A $\kappa$-ary site is a site whose covering sieves are determined by $\kappa$-small covering families, and which has a very weak sort of finite limits. These conditions get weaker as $\kappa$ gets larger, until when $\kappa$ is the size of the universe, every small site is $\kappa$-ary.
$\kappa$-ary sites are a very general (perhaps the most general) appropriate input for $\kappa$-ary exact completion.
Let $\kappa$ be an arity class.
A site $C$ is weakly $\kappa$-ary if for any covering sieve $R$ of an object $V$ in $C$, there exists a $\kappa$-small family $\{p_i: U_i \to V\}_i$ in $C$ such that (1) each $p_i \in R$, and (2) the sieve generated by $\{p_i\}$ is a covering sieve.

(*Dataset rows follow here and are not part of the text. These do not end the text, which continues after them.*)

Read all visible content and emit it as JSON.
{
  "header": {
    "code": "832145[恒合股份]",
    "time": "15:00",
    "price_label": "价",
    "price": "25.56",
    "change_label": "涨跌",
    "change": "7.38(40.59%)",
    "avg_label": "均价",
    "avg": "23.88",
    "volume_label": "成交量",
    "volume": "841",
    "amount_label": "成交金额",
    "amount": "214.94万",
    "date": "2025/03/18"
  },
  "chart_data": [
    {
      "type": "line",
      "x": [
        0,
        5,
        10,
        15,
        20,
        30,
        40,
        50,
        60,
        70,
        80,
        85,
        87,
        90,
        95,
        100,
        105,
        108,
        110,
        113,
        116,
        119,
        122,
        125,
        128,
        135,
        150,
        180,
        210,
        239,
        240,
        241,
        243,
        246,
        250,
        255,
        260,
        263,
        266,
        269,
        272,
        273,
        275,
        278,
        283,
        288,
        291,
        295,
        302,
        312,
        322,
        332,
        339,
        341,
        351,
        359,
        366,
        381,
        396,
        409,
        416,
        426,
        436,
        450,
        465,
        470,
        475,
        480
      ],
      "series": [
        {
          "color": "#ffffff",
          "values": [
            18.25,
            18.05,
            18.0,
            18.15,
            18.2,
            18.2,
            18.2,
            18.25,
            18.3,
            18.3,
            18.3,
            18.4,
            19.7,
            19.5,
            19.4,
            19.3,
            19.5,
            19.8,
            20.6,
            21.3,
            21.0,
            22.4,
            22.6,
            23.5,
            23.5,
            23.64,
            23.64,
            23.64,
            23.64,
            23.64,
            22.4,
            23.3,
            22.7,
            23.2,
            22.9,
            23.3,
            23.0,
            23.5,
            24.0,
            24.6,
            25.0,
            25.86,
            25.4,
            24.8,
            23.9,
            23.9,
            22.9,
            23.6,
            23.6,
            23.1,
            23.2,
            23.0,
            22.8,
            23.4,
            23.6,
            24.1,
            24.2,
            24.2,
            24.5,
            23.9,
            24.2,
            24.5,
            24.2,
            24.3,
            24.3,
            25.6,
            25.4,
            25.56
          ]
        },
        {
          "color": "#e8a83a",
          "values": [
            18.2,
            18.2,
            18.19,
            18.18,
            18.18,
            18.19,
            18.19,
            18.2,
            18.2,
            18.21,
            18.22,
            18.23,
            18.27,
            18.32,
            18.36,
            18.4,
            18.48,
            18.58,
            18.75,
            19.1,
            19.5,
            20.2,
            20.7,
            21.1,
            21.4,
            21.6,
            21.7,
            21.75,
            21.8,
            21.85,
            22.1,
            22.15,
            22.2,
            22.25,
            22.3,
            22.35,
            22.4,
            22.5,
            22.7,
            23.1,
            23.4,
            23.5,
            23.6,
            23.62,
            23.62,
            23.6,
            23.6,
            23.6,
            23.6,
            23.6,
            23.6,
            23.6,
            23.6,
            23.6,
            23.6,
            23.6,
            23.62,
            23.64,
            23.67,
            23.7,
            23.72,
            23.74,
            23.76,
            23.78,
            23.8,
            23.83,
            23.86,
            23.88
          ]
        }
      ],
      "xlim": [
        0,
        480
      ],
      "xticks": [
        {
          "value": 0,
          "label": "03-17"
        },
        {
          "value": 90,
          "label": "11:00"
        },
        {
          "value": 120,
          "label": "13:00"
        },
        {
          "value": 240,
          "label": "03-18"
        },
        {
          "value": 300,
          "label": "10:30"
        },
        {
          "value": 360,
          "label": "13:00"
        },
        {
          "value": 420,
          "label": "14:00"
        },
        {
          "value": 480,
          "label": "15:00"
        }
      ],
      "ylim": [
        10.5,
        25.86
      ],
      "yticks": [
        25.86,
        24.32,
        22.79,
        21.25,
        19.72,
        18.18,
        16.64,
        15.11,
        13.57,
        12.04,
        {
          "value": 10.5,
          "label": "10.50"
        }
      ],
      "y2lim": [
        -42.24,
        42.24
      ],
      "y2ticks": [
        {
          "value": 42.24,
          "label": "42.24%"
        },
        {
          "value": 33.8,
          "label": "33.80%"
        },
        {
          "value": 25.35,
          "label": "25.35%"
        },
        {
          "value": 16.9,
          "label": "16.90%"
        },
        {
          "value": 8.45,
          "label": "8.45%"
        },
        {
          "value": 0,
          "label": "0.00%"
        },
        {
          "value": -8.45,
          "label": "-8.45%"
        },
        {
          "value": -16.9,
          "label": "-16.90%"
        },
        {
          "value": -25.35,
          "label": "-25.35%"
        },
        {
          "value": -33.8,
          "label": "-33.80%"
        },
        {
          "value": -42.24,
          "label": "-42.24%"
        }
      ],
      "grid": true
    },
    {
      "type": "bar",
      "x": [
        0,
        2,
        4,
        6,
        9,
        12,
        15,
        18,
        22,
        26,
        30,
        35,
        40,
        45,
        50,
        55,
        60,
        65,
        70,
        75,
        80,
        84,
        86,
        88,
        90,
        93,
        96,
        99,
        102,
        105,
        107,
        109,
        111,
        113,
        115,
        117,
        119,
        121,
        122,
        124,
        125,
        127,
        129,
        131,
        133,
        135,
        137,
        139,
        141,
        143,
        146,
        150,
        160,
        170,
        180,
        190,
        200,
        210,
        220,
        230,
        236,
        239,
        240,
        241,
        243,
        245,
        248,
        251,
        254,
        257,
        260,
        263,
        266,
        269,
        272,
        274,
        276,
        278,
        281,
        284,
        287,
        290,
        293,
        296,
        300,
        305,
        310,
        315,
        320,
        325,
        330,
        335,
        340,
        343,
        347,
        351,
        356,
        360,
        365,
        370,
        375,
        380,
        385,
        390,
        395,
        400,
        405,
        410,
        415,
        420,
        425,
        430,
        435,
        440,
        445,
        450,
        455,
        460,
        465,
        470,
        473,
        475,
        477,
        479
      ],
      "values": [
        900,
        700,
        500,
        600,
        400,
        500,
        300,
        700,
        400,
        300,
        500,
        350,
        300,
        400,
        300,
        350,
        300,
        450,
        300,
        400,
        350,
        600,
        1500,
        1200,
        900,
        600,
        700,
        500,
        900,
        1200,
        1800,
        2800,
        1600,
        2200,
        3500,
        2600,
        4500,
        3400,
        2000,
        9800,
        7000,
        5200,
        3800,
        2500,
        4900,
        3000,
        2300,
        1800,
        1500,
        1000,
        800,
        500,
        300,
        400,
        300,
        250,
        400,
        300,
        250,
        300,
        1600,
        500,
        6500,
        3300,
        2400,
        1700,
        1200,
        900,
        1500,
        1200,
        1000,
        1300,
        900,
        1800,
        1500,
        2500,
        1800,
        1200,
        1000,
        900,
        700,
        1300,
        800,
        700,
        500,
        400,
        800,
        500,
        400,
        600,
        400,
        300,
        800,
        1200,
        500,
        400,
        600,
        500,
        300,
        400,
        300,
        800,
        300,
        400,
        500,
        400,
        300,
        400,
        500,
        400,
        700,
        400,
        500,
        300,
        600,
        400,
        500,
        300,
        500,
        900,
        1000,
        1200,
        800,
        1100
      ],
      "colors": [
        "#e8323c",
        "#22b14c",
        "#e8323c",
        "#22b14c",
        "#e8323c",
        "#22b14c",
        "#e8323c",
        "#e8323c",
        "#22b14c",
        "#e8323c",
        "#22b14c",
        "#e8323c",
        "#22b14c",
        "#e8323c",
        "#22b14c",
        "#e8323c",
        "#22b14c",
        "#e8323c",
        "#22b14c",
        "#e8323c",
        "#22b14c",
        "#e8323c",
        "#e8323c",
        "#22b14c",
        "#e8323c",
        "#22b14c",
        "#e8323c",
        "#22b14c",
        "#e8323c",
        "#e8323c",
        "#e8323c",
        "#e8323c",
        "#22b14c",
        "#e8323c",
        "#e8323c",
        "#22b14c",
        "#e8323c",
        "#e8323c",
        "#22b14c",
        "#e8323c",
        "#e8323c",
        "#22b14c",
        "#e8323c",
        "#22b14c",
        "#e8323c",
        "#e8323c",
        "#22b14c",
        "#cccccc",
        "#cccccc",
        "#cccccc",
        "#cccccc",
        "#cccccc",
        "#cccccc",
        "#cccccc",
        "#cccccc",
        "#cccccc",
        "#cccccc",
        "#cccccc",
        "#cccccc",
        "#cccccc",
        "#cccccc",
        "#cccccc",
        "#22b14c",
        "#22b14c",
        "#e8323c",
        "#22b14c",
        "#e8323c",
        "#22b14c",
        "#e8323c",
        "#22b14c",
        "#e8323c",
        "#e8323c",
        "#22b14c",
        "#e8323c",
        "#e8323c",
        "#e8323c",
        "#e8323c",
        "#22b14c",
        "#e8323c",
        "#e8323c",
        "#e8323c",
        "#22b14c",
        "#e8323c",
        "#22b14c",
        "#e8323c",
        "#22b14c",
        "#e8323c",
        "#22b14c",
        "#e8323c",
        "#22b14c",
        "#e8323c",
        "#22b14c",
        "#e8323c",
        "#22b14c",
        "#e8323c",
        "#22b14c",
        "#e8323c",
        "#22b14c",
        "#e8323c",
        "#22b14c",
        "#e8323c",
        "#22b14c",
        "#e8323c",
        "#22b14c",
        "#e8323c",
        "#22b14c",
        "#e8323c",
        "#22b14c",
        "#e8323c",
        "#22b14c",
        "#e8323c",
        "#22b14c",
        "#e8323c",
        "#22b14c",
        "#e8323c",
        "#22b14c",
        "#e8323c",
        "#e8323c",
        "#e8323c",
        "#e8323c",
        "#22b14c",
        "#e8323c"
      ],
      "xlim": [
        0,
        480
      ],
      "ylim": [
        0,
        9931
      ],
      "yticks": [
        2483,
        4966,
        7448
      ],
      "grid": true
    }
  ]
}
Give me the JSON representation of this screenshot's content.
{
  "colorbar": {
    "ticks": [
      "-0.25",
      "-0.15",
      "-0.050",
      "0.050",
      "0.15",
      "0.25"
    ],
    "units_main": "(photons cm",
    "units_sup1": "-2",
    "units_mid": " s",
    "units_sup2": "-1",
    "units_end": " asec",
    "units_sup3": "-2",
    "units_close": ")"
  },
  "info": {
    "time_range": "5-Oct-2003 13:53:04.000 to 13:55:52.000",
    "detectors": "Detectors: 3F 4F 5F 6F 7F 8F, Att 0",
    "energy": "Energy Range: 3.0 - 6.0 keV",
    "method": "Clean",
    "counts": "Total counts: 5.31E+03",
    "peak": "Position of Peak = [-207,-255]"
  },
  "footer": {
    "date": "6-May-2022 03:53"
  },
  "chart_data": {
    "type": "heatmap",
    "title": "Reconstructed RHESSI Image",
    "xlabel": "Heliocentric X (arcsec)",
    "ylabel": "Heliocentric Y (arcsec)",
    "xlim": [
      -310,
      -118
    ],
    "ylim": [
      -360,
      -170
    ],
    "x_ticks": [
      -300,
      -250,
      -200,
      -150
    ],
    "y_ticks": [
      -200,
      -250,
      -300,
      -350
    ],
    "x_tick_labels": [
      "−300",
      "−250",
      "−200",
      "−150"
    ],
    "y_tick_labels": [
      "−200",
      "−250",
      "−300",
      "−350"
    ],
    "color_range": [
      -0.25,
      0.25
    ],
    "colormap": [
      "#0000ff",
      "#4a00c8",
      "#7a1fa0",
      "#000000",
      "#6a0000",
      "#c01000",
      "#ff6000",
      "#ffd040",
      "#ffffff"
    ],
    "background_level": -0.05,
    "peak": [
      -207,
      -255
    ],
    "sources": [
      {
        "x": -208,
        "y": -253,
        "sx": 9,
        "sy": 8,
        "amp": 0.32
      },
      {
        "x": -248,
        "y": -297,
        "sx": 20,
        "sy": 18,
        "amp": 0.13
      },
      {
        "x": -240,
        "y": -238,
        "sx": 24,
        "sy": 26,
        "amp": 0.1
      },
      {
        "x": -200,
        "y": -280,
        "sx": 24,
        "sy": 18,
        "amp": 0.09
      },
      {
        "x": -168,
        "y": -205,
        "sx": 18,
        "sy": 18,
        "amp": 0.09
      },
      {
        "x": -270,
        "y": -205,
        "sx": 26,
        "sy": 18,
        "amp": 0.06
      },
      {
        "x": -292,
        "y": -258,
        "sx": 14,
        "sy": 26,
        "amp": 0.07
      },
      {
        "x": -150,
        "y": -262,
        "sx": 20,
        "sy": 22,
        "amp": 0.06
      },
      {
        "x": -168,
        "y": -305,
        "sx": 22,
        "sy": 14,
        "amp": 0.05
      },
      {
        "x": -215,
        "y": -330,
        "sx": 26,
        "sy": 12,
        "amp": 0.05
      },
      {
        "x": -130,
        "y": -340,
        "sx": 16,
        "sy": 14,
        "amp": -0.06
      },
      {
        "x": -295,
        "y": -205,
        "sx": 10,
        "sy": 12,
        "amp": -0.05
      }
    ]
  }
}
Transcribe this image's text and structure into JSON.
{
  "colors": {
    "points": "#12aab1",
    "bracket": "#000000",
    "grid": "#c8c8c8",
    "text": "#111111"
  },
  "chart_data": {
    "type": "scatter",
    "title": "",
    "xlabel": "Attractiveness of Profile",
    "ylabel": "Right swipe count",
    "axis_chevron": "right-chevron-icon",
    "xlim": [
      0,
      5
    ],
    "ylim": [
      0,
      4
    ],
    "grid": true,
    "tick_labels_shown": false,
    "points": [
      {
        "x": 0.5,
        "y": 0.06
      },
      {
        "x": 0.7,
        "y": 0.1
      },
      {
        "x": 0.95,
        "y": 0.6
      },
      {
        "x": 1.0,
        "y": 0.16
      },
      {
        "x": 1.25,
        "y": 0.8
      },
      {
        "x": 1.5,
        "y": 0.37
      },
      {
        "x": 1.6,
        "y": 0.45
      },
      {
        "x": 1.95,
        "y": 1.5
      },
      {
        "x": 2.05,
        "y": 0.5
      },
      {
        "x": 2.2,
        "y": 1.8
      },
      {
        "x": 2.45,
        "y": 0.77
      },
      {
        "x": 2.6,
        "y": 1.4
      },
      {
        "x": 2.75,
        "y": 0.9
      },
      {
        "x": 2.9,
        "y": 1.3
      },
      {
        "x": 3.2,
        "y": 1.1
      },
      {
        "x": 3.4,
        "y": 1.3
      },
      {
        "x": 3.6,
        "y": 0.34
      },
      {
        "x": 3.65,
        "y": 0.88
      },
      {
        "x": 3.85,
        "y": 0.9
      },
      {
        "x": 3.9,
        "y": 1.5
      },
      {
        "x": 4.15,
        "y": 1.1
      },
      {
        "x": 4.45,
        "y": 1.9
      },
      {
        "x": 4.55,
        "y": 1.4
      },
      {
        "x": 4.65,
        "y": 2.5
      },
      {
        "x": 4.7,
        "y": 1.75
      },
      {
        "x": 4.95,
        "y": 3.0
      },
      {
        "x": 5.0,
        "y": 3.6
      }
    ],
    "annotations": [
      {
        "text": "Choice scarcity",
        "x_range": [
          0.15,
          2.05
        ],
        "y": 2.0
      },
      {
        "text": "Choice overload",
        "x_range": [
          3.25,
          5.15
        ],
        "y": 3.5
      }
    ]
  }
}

This definition can also be rephrased purely in terms of the covering families; see (Shulman).
Let $C$ be a site and $G:D\to C$ a functor. A local $\kappa$-prelimit of $G$ is a $\kappa$-small family of cones $\{q_i: \Delta L \to G \}_i$ in $C$ such that for any cone $r:\Delta u \to G$, the sieve $\{ p: v\to u | r p$ factors through some $q_i \}$ is a covering sieve of $u$.
A $\kappa$-ary site is a weakly $\kappa$-ary site which has all finite local $\kappa$-prelimits (i.e. whenever $D$ is a finite category).
If $C$ has a trivial topology?, then a local unary prelimit (i.e. $\kappa=\{1\}$) is precisely a weak limit. The trivial topology is always weakly $\kappa$-ary, so a trivial site is unary just when it has weak limits.
Any limit is, in particular, a local $\kappa$-prelimit. Thus, any weakly $\kappa$-ary site with finite limits is $\kappa$-ary.
If the class of all cones over $G$ is $\kappa$-ary, then it is a local $\kappa$-prelimit. Thus, any $\kappa$-small and weakly $\kappa$-ary site is $\kappa$-ary. In particular, any small site is an infinitary site.
The regular topology on a regular category (including an exact category) is unary.
The coherent topology on a coherent category (including a pretopos) is finitary.
Generalizing the previous two examples, the class of all $\kappa$-small and effective-epic families on a κ-ary regular category (including a κ-ary exact category) is a $\kappa$-ary topology. This is called its $\kappa$-canonical topology.
The extensive topology on a (finitary) extensive category is finitary.
The canonical topology on any Grothendieck topos is infinitary.
The Zariski topology on $CRing^{op}$ is finitary.
The 2-category $SITE_\kappa$ has $\kappa$-ary sites as its objects, and morphisms of sites as its morphisms, where we use the more general covering-flat definition of a morphism of sites.
$SITE_\kappa$ is equivalent to a 2-category of framed allegories?; see (Shulman).
$SITE_\kappa$ contains, as a full reflective sub-2-category, the 2-category of κ-ary exact categories with their $\kappa$-canonical topologies. The reflector is called exact completion. When $\kappa$ is the size of the universe, this reflector applied to a small (hence infinitary) site constructs its topos of sheaves.